L'Agence spatiale européenne a confié à l'Institut technologique danois le développement d'une peau intelligente pour des bras robotiques opérant dans l'espace. La solution repose sur un échafaudage imprimé en 3D adaptable, intégrant des couches thermiques, anti-poussière, des capteurs de collision et un câblage flexible. L'utilisation de la fabrication additive permet une flexibilité de conception qui surmonte les limitations des applications précédentes, améliorant l'interaction homme-machine dans des environnements extrêmes.
Isolation mobile : le défi technique du MLI dynamique 🛰️
Développer un système d'isolation comparable au Multi-Layer Insulation pour des pièces mobiles est complexe. Il doit maintenir les performances thermiques, résister à la poussière et permettre le mouvement répétitif des bras robotiques. L'échafaudage imprimé en 3D agit comme une base structurelle, intégrant des couches qui se plient et s'étirent sans perdre leurs propriétés isolantes. Les capteurs de collision et le câblage flexible sont directement incrustés, permettant à la peau de s'adapter à différentes configurations robotiques sans compromettre sa fonctionnalité.
La combinaison spatiale qui ne se froisse pas (même si tu essaies) 🤖
Imagine un bras robotique avec une veste thermique qui ne se déchire pas en frôlant un astéroïde.

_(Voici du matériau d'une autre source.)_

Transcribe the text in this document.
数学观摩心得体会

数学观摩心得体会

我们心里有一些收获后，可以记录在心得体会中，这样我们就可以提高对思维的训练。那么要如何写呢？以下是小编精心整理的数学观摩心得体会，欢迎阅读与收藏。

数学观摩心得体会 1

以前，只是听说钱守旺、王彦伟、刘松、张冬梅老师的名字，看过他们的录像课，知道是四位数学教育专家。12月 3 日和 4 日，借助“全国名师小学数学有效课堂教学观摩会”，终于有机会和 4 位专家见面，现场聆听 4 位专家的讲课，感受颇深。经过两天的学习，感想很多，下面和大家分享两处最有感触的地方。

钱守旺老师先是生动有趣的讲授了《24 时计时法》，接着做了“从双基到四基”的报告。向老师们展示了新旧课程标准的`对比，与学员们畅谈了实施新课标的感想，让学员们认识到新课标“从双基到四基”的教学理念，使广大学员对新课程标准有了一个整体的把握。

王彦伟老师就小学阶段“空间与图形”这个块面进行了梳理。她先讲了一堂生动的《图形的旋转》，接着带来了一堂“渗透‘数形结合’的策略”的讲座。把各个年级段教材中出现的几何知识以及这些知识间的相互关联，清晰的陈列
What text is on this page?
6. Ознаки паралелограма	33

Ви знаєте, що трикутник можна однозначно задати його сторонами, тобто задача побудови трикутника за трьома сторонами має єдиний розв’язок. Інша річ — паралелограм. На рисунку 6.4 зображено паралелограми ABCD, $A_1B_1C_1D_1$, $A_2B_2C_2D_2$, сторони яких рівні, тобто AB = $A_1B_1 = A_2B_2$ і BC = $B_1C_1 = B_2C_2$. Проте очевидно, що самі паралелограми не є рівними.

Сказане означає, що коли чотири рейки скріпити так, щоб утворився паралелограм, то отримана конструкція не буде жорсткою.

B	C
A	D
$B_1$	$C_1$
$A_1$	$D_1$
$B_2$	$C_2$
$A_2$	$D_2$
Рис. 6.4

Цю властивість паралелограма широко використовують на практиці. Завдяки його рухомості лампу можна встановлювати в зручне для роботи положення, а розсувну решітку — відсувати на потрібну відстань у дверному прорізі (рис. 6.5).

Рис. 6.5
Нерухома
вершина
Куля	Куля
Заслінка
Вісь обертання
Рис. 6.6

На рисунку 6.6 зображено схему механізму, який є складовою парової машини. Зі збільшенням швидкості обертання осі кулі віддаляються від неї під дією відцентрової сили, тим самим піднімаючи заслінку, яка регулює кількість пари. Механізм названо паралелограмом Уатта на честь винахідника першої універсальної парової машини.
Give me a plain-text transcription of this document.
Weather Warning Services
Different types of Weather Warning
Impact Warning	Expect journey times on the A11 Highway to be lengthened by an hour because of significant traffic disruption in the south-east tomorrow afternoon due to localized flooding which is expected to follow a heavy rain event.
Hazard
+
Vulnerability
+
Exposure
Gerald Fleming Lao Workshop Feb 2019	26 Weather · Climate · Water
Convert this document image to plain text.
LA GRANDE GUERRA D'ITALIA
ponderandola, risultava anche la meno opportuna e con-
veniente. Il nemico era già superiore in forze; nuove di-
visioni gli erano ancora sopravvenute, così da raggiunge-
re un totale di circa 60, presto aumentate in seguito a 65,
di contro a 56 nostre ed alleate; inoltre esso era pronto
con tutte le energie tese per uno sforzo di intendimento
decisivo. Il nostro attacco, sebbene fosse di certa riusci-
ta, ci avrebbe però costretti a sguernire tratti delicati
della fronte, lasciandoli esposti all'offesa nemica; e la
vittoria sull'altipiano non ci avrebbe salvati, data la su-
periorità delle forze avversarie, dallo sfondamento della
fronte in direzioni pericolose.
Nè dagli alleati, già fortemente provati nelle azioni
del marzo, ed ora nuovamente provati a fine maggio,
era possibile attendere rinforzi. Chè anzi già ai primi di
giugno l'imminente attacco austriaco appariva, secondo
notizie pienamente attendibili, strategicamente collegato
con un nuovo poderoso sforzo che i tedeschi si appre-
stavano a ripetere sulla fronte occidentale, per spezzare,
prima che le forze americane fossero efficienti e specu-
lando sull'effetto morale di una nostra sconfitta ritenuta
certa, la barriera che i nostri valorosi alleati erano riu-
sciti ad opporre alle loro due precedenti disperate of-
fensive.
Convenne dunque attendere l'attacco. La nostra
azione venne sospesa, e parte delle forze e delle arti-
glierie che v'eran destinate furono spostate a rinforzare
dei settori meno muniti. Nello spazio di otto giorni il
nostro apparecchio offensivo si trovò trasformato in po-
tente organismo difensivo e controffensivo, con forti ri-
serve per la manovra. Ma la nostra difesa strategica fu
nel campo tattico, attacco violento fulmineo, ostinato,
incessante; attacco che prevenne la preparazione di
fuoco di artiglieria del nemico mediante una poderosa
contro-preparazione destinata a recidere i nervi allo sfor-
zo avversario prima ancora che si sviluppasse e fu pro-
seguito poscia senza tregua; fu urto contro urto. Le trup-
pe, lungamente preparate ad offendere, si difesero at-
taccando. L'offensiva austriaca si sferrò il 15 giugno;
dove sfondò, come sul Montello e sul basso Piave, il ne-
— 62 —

Un peu comme un manteau de plumes pour l'espace, mais sans les plumes. La grande nouveauté est que cette peau ne protège pas seulement du froid et de la poussière, mais elle prévient aussi si tu heurtes quelque chose. L'objectif est que le robot sache quand il donne un coup de coude cosmique. Tout cela pendant que les ingénieurs croisent les doigts pour que les couches ne s'emmêlent pas comme un câble d'écouteurs.